Friday, May 22, 2020

Tropical cyclones have become more destructive


Two severe tropical cyclones over northern Australia. Analysis of satellite records from 1979 to 2017 has found a clear rise in the most destructive storms, in keeping with climate predictions about global heating. Photograph: Nasa Earth Observatory/EPA


From The Guardian:

Tropical cyclones have become more intense around the globe in the past four decades, with more destructive storms forming more often, according to a study that further confirms the theory that warming oceans would drive more dangerous cyclones.

Analysis of satellite records from 1979 to 2017 found a clear rise in the most destructive cyclones – also known as hurricanes or typhoons – that deliver sustained winds in excess of about 185km/h.

Experts told Guardian Australia the finding was in line with climate model predictions and the knowledge that increasing ocean temperatures gave tropical storms more energy.  Dr Hamish Ramsay, a senior research scientist at CSIRO who studies cyclones, said: “This study confirms what the climate models have been predicting for some time – that the proportion of the most intense storms will increase as the climate warms.”

While climate scientists have long predicted that global heating would deliver stronger cyclones, a trend that was statistically significant has been challenging to identify in part due to the natural swings in the world’s climate masking changes.
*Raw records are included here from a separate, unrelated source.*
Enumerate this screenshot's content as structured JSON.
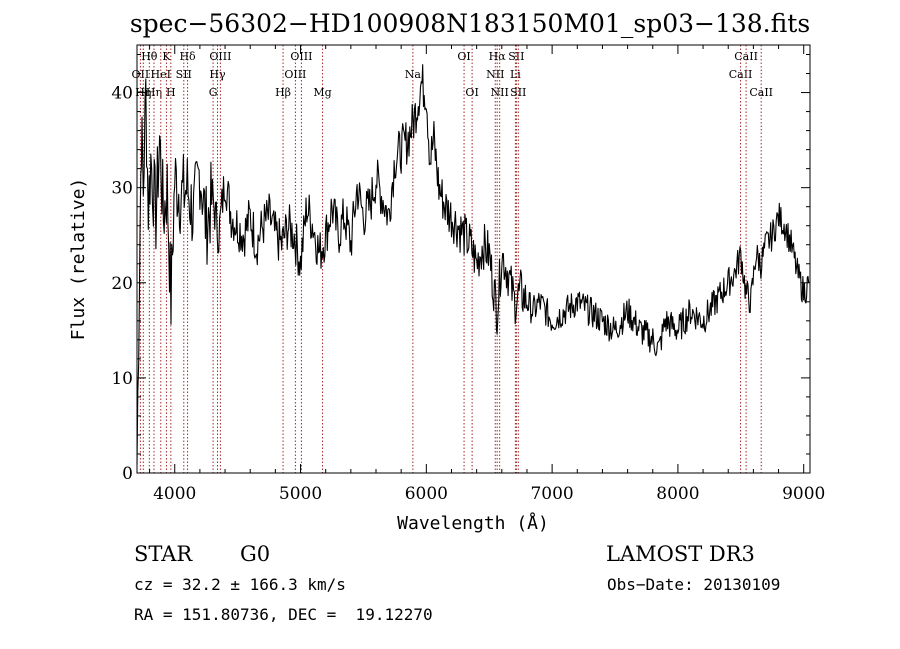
{
  "chart_data": {
    "type": "line",
    "title": "spec−56302−HD100908N183150M01_sp03−138.fits",
    "xlabel": "Wavelength (Å)",
    "ylabel": "Flux (relative)",
    "xlim": [
      3700,
      9050
    ],
    "ylim": [
      0,
      45
    ],
    "x_ticks": [
      4000,
      5000,
      6000,
      7000,
      8000,
      9000
    ],
    "y_ticks": [
      0,
      10,
      20,
      30,
      40
    ],
    "grid": false,
    "legend": "none",
    "line_color": "#000000",
    "marker_color": "#a52a2a",
    "series": [
      {
        "x": [
          3700,
          3720,
          3735,
          3750,
          3770,
          3790,
          3810,
          3830,
          3850,
          3880,
          3910,
          3940,
          3970,
          4000,
          4050,
          4100,
          4150,
          4200,
          4250,
          4300,
          4350,
          4400,
          4450,
          4500,
          4550,
          4600,
          4650,
          4700,
          4750,
          4800,
          4850,
          4900,
          4950,
          5000,
          5050,
          5100,
          5150,
          5200,
          5250,
          5300,
          5350,
          5400,
          5450,
          5500,
          5550,
          5600,
          5650,
          5700,
          5750,
          5800,
          5850,
          5900,
          5930,
          5960,
          6000,
          6030,
          6060,
          6100,
          6150,
          6200,
          6250,
          6300,
          6350,
          6400,
          6450,
          6500,
          6530,
          6563,
          6600,
          6650,
          6700,
          6750,
          6800,
          6850,
          6900,
          6950,
          7000,
          7100,
          7200,
          7300,
          7400,
          7500,
          7600,
          7700,
          7800,
          7850,
          7900,
          8000,
          8100,
          8200,
          8300,
          8400,
          8450,
          8500,
          8540,
          8580,
          8620,
          8660,
          8700,
          8750,
          8800,
          8850,
          8900,
          8950,
          9000,
          9040
        ],
        "y": [
          1,
          22,
          36,
          30,
          40,
          28,
          33,
          30,
          27,
          35,
          27,
          30,
          18,
          31,
          29,
          30,
          27,
          32,
          26,
          29,
          25,
          31,
          27,
          26,
          25,
          27,
          24,
          26,
          27,
          25,
          24,
          26,
          25,
          22,
          28,
          26,
          23,
          25,
          28,
          25,
          27,
          24,
          30,
          27,
          28,
          31,
          29,
          27,
          33,
          34,
          35,
          37,
          39,
          41,
          40,
          33,
          35,
          30,
          28,
          27,
          26,
          25,
          24,
          22,
          24,
          23,
          20,
          17,
          23,
          21,
          18,
          19,
          18,
          17,
          18,
          17,
          16,
          17,
          18,
          17,
          16,
          15,
          17,
          15,
          14,
          13,
          16,
          15,
          17,
          16,
          18,
          20,
          21,
          23,
          19,
          18,
          23,
          22,
          24,
          25,
          27,
          26,
          24,
          21,
          19,
          20
        ]
      }
    ],
    "line_markers": [
      {
        "x": 3727,
        "label": "OII",
        "row": 2
      },
      {
        "x": 3750,
        "label": "Hη",
        "row": 3
      },
      {
        "x": 3798,
        "label": "Hθ",
        "row": 1
      },
      {
        "x": 3835,
        "label": "Hη",
        "row": 3
      },
      {
        "x": 3889,
        "label": "HeI",
        "row": 2
      },
      {
        "x": 3934,
        "label": "K",
        "row": 1
      },
      {
        "x": 3969,
        "label": "H",
        "row": 3
      },
      {
        "x": 4072,
        "label": "SII",
        "row": 2
      },
      {
        "x": 4102,
        "label": "Hδ",
        "row": 1
      },
      {
        "x": 4305,
        "label": "G",
        "row": 3
      },
      {
        "x": 4340,
        "label": "Hγ",
        "row": 2
      },
      {
        "x": 4363,
        "label": "OIII",
        "row": 1
      },
      {
        "x": 4861,
        "label": "Hβ",
        "row": 3
      },
      {
        "x": 4959,
        "label": "OIII",
        "row": 2
      },
      {
        "x": 5007,
        "label": "OIII",
        "row": 1
      },
      {
        "x": 5175,
        "label": "Mg",
        "row": 3
      },
      {
        "x": 5893,
        "label": "Na",
        "row": 2
      },
      {
        "x": 6300,
        "label": "OI",
        "row": 1
      },
      {
        "x": 6364,
        "label": "OI",
        "row": 3
      },
      {
        "x": 6548,
        "label": "NII",
        "row": 2
      },
      {
        "x": 6563,
        "label": "Hα",
        "row": 1
      },
      {
        "x": 6583,
        "label": "NII",
        "row": 3
      },
      {
        "x": 6708,
        "label": "Li",
        "row": 2
      },
      {
        "x": 6716,
        "label": "SII",
        "row": 1
      },
      {
        "x": 6731,
        "label": "SII",
        "row": 3
      },
      {
        "x": 8498,
        "label": "CaII",
        "row": 2
      },
      {
        "x": 8542,
        "label": "CaII",
        "row": 1
      },
      {
        "x": 8662,
        "label": "CaII",
        "row": 3
      }
    ]
  },
  "info": {
    "object_class": "STAR",
    "subclass": "G0",
    "survey": "LAMOST DR3",
    "redshift": "cz = 32.2 ± 166.3 km/s",
    "obs_date": "Obs−Date: 20130109",
    "coords": "RA = 151.80736, DEC =  19.12270"
  }
}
Published in the leading journal the Proceedings of the National Academy of Sciences, the study was carried out by scientists at the US government’s National Oceanic and Atmospheric Administration.

The scientists did not try to find a cause for the increase in more dangerous cyclones, but said the trends were consistent with understanding of physics and modelling, and the finding “increases confidence that [tropical cyclones] have become substantially stronger, and that there is a likely human fingerprint on this increase”.

The probability of a cyclone reaching wind speeds greater than 185km/h had risen by about 15% over the 39 years studied.

“[The study] suggests that the climate change signal in the data is potentially already emerging and this is something that climate scientists have been saying for some time,” Ramsay said. “We maybe at a point now where we are starting to evidence from observational data that supports what the models have been telling us.”

Ramsay said as well as increasing the wind speeds in cyclones, warming oceans would also likely see cyclones delivering more rainfall. There was still uncertainty as to whether the numbers of all categories of cyclones would rise or fall under climate change.

Previous research has found that when cyclones form, they are tending to move more slowly, while delivering more rain.

Dr Greg Holland, a senior scientist emeritus at the National Center for Atmospheric Research in Colorado, has studied cyclones for about 40 years.  The Melbourne-based scientist said while there were legitimate arguments over the finer details of trends and intensity in relation to tropical cyclones: “The work all points in the same direction – the proportion of the most intense cyclones is going up.”

He said: “There is nobody saying the trend will go the other way. The physics has been well set out for 30 or 40 years. If you get a warmer ocean then the intensities of cyclones goes up. That’s a 5% or 10% increase in maximum winds for every 1C of warming in the ocean. The world is warming and its because we have put more greenhouse gases into the atmosphere.